L’ex-député (LR) Christian Kert n’est pas tendre : «  C’est un être compliqué. Intelligent - il est passé par l’Ena... - mais qui a une approche humaine un peu difficile. Un technocrate qui a du mal avec les autres, totalement replié sur Cabriès.  » Peut-être parce que l’histoire a mal commencé : «  Venant de Paris, proche de Pasqua, il s’est vite heurté à Renaud Muselier qui voyait mal un "Parisien" se mêler des affaires du RPR d’ici.  »

Début 90, à Gardanne, « HFA » échoue face à Tapie. Il se tourne vers le parlement européen et Philippe de Villiers. Avant, en 2001, de devenir maire de Cabriès, se voyant ravir le poste par Richard Martin en 2008 avant de le lui reprendre en 2014.
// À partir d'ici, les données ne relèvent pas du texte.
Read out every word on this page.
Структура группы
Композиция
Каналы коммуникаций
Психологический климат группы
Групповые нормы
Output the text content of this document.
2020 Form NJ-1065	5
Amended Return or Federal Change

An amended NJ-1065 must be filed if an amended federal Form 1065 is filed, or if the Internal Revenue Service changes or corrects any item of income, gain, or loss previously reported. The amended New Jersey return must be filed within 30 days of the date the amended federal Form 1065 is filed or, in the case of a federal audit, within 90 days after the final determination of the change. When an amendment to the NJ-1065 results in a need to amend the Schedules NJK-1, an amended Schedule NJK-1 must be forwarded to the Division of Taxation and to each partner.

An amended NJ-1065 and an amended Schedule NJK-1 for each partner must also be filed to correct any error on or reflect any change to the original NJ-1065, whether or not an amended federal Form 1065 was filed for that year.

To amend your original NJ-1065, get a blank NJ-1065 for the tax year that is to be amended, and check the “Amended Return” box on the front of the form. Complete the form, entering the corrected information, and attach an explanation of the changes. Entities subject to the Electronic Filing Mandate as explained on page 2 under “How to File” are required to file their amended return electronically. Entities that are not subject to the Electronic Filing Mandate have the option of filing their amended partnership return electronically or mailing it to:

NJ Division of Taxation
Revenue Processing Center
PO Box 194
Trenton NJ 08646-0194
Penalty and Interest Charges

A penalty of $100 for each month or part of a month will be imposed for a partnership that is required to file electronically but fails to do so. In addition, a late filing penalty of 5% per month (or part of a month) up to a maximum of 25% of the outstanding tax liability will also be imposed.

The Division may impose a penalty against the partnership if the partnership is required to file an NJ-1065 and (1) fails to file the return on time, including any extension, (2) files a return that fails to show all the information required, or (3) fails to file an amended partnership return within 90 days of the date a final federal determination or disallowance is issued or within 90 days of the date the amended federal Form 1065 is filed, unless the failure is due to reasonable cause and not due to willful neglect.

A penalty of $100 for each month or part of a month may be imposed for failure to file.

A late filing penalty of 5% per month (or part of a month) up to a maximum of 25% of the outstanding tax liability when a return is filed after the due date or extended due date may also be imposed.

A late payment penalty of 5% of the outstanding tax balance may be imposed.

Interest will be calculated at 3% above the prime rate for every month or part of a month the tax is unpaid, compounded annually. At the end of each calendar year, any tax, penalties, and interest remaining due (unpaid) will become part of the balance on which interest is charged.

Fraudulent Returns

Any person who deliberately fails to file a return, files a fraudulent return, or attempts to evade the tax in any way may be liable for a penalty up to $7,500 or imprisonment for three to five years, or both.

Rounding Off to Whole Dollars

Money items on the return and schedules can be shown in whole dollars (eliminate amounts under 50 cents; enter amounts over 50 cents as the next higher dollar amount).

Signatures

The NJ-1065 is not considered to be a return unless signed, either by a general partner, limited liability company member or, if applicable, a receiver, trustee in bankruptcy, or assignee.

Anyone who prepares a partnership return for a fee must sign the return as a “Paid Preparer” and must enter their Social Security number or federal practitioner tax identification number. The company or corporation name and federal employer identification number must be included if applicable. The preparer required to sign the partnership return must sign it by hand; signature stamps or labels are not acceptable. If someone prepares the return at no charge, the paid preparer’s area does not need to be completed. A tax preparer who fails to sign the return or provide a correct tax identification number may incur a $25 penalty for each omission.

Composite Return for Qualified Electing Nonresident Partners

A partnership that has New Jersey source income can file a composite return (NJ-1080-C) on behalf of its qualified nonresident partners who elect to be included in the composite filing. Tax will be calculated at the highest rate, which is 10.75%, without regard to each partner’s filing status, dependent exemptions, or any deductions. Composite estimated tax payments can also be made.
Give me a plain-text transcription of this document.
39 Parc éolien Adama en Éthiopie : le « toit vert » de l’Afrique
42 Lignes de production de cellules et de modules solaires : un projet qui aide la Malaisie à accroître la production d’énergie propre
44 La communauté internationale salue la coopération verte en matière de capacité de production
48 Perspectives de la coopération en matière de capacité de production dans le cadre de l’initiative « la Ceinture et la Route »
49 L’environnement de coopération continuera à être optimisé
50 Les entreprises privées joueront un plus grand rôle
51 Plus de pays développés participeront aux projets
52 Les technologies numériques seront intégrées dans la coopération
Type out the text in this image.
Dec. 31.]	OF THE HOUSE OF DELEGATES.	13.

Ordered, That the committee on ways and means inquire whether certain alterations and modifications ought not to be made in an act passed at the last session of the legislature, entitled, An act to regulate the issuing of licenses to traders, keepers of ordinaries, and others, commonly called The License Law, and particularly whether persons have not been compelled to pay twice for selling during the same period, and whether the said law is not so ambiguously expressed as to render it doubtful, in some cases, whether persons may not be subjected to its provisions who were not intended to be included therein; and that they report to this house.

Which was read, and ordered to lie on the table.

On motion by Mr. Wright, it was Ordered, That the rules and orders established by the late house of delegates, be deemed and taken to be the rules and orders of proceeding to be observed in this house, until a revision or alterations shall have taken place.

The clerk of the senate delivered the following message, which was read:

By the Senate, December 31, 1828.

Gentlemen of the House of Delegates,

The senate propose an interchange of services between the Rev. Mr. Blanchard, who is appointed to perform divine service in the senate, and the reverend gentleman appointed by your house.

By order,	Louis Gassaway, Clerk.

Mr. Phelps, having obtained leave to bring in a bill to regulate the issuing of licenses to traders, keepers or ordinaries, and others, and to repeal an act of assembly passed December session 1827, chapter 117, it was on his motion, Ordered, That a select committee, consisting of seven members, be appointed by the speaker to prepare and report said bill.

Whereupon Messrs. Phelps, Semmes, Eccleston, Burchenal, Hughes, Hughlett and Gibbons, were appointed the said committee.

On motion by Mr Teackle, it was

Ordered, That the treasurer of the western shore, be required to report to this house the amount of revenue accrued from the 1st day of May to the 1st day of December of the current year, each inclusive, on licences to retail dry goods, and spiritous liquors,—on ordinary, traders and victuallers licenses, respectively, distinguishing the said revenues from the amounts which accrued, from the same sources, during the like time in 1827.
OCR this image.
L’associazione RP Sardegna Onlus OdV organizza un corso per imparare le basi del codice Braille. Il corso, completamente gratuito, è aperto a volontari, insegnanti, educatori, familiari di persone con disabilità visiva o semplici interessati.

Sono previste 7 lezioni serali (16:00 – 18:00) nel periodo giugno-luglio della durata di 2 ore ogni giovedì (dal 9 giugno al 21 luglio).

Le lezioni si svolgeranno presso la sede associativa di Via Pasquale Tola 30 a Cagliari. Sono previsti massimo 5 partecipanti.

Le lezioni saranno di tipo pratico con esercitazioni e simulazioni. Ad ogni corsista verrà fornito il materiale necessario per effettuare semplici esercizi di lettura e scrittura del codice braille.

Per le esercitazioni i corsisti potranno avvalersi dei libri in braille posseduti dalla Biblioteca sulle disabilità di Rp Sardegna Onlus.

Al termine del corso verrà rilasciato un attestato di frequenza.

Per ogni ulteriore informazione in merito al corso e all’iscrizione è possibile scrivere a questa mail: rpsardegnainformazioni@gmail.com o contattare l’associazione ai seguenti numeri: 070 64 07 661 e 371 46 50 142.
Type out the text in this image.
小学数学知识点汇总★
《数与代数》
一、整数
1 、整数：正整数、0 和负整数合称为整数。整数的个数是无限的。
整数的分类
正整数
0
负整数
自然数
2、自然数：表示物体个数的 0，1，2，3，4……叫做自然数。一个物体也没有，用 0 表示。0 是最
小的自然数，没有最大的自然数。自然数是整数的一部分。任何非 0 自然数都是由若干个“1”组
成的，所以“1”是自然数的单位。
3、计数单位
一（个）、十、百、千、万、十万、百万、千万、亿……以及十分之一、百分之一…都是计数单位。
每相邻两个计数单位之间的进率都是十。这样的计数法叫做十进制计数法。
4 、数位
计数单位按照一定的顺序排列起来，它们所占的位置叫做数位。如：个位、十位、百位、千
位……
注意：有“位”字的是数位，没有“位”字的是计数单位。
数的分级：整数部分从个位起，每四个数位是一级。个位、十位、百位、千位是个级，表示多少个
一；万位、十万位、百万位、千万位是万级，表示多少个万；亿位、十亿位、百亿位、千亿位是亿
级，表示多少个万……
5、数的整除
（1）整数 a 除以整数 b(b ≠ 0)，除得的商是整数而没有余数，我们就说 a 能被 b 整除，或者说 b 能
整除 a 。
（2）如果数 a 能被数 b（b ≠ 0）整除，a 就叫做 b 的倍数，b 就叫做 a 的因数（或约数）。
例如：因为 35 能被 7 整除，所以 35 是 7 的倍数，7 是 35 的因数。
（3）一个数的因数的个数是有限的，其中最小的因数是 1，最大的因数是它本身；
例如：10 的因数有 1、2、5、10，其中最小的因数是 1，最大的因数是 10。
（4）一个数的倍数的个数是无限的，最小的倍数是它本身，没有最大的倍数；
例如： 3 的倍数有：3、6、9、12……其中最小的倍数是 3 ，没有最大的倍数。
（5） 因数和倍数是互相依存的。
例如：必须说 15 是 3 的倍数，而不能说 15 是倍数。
Le conseiller d’État intègre le cabinet de François Fillon pour s’occuper du redécoupage électoral. Un poste où on se fait rarement des amis. Son soutien à Fillon renforce son isolement. «  Il se voyait déjà à un poste à responsabilité. Mais cela ne semblait pas faire partie des scénarios vraiment envisagés  », glisse Kert.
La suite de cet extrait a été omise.